Dual-Path Transformer: A Novel Model for Education Resource Analysis and Optimization
Keywords:
educational resource analysis, Transformer,dual-path feature processing, multi-attention mechanism, educational equity, machine learningAbstract
Reasonable distribution of educational resources is an important foundation for realizing educational equity and improving educational quality. However, analyzing educational data effectively remains challenging due to its heterogeneous nature, comprising both numerical metrics (e.g., study time, attendance) and categorical features (e.g., school type, family income).

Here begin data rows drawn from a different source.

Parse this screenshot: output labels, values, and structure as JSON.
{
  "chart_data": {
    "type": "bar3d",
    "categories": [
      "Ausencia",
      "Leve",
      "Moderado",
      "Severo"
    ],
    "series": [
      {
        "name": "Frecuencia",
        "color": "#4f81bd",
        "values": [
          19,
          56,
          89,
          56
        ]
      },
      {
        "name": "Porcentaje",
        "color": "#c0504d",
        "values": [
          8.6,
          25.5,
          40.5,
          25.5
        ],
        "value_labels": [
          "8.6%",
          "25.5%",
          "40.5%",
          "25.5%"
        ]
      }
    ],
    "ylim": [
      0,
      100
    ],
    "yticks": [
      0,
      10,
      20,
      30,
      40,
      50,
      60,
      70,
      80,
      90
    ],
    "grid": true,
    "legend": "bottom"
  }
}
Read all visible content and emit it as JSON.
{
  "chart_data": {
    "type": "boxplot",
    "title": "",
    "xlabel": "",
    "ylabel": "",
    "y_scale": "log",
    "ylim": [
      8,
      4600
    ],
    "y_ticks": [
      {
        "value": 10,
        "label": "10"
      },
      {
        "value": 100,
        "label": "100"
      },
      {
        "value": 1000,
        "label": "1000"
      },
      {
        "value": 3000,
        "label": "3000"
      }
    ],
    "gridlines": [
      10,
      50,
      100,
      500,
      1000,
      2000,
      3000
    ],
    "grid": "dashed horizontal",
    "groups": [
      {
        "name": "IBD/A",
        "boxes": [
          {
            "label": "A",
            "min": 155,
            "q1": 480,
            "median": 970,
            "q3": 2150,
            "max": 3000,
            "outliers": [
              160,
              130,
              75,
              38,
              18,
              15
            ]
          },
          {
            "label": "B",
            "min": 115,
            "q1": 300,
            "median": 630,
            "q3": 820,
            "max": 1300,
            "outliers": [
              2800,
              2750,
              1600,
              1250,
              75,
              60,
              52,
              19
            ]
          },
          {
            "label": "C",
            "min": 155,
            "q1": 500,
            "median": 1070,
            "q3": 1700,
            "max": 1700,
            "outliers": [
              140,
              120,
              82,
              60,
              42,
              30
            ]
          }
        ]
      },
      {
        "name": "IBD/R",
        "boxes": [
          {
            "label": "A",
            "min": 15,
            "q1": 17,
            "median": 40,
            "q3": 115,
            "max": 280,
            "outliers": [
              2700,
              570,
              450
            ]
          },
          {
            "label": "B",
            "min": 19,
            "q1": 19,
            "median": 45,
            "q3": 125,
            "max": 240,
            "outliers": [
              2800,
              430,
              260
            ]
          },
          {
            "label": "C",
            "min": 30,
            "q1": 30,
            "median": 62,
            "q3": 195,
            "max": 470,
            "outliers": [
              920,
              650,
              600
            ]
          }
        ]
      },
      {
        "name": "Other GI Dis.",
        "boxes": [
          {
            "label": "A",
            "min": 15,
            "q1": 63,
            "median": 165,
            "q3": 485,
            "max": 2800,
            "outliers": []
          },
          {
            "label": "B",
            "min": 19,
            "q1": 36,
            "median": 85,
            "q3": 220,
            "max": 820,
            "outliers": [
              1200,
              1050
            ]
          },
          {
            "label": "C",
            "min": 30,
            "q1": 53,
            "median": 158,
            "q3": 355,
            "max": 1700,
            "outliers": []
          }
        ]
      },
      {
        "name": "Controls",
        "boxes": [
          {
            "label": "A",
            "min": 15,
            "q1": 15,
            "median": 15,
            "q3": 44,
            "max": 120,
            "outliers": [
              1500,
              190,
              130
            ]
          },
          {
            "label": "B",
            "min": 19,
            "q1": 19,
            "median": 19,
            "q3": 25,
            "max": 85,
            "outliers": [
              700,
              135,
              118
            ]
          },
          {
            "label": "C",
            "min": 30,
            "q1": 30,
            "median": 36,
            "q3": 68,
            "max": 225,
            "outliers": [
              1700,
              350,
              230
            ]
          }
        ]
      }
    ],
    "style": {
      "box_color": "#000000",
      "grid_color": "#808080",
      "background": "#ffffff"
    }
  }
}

This paper proposes the Dual-Path Transformer model, an innovative educational resource analysis framework that addresses these challenges through two key innovations: (1) A dual-path feature processing architecture that separately processes numerical and categorical features through dedicated paths, then intelligently fuses them using an adaptive fusion strategy to capture their intrinsic relationships; (2) A specialized multi-attention mechanism that models complex educational patterns from multiple perspectives, enabling the model to understand intricate relationships such as the coupling between family economic status and learning resource access. Experiments on public educational datasets demonstrate that our model achieves superior performance with 90% accuracy and 88% F1 score, significantly outperforming both traditional machine learning approaches (Logistic Regression, SVM, Random Forest) and classical deep learning models (Neural Network). The model's interpretable nature provides educators with actionable insights into key factors affecting resource allocation, enabling data-driven decisions for promoting educational equity. These results demonstrate the Dual-Path Transformer's effectiveness in educational data analysis and its practical value for optimizing resource allocation strategies.